When you are looking for ways to help Angel Foundation with our mission, you shouldn’t feel like you are choosing between your philanthropic goals and financial security. One gift that allows you to support Angel Foundation’s work while receiving fixed payments for life is a charitable gift annuity.
Not only does this gift provide you with regular payments and allow us to further our work, but when you create a charitable gift annuity with Angel Foundation you can receive a variety of tax benefits, including a federal income tax charitable deduction.
Delay Your Payments
If you are younger than 60 or don’t need your payments immediately, you can set up a deferred gift annuity. This allows you to delay receiving payments until a later date—such as when you reach retirement.

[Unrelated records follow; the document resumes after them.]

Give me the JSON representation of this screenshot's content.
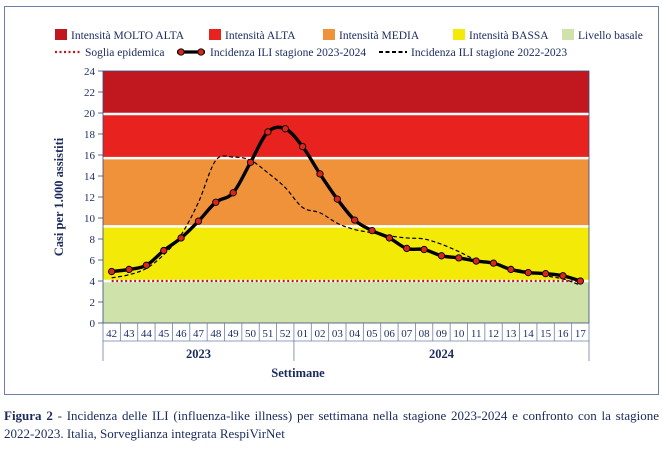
{
  "caption": {
    "label": "Figura 2",
    "text": " - Incidenza delle ILI (influenza-like illness) per settimana nella stagione 2023-2024 e confronto con la stagione 2022-2023. Italia, Sorveglianza integrata RespiVirNet"
  },
  "chart_data": {
    "type": "line",
    "ylabel": "Casi per 1.000 assistiti",
    "xlabel": "Settimane",
    "ylim": [
      0,
      24
    ],
    "yticks": [
      0,
      2,
      4,
      6,
      8,
      10,
      12,
      14,
      16,
      18,
      20,
      22,
      24
    ],
    "categories": [
      "42",
      "43",
      "44",
      "45",
      "46",
      "47",
      "48",
      "49",
      "50",
      "51",
      "52",
      "01",
      "02",
      "03",
      "04",
      "05",
      "06",
      "07",
      "08",
      "09",
      "10",
      "11",
      "12",
      "13",
      "14",
      "15",
      "16",
      "17"
    ],
    "year_labels": [
      {
        "label": "2023",
        "from": "42",
        "to": "52"
      },
      {
        "label": "2024",
        "from": "01",
        "to": "17"
      }
    ],
    "bands": [
      {
        "name": "Intensità MOLTO ALTA",
        "from": 19.9,
        "to": 24,
        "color": "#c0181e"
      },
      {
        "name": "Intensità ALTA",
        "from": 15.7,
        "to": 19.9,
        "color": "#e8231f"
      },
      {
        "name": "Intensità MEDIA",
        "from": 9.2,
        "to": 15.7,
        "color": "#f0923a"
      },
      {
        "name": "Intensità BASSA",
        "from": 4.0,
        "to": 9.2,
        "color": "#f3ea08"
      },
      {
        "name": "Livello basale",
        "from": 0,
        "to": 4.0,
        "color": "#cfe2aa"
      }
    ],
    "series": [
      {
        "name": "Soglia epidemica",
        "style": "dotted",
        "color": "#c0181e",
        "values": [
          4.0,
          4.0,
          4.0,
          4.0,
          4.0,
          4.0,
          4.0,
          4.0,
          4.0,
          4.0,
          4.0,
          4.0,
          4.0,
          4.0,
          4.0,
          4.0,
          4.0,
          4.0,
          4.0,
          4.0,
          4.0,
          4.0,
          4.0,
          4.0,
          4.0,
          4.0,
          4.0,
          4.0
        ]
      },
      {
        "name": "Incidenza ILI stagione 2023-2024",
        "style": "bold-markers",
        "color": "#000000",
        "marker_color": "#d9261c",
        "values": [
          4.9,
          5.1,
          5.5,
          6.9,
          8.1,
          9.7,
          11.5,
          12.4,
          15.3,
          18.2,
          18.5,
          16.8,
          14.2,
          11.8,
          9.8,
          8.8,
          8.1,
          7.1,
          7.0,
          6.4,
          6.2,
          5.9,
          5.7,
          5.1,
          4.8,
          4.7,
          4.5,
          4.0
        ]
      },
      {
        "name": "Incidenza ILI stagione 2022-2023",
        "style": "dashed",
        "color": "#000000",
        "values": [
          4.3,
          4.6,
          5.2,
          6.5,
          8.4,
          11.5,
          15.5,
          15.8,
          15.5,
          14.3,
          12.9,
          11.0,
          10.5,
          9.5,
          8.9,
          8.6,
          8.3,
          8.1,
          8.0,
          7.5,
          6.8,
          6.0,
          5.6,
          5.2,
          4.9,
          4.5,
          4.2,
          3.6
        ]
      }
    ],
    "legend_placement": "top",
    "grid": false
  }
}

You can use the following assets to fund a charitable gift annuity:
- Cash—usually in the form of a check—is one of the most common ways to fund a charitable gift annuity.
- Appreciated Securities
- By funding a charitable gift annuity with appreciated securities you’ve owned more than a year, you receive the additional benefit of eliminating part of the capital gains tax on the transfer.
- Closely Held Stock
- Use this asset, which is not easily converted to cash, to create a charitable gift annuity and receive tax benefits.
- Real Estate
- Unencumbered real estate such as a personal residence, vacation home, farm or commercial property works best to fund a deferred charitable gift annuity.
- Tangible Personal Property
- Use non-income producing assets such as stamp and coin collections or works of art in exchange for fixed payments for life.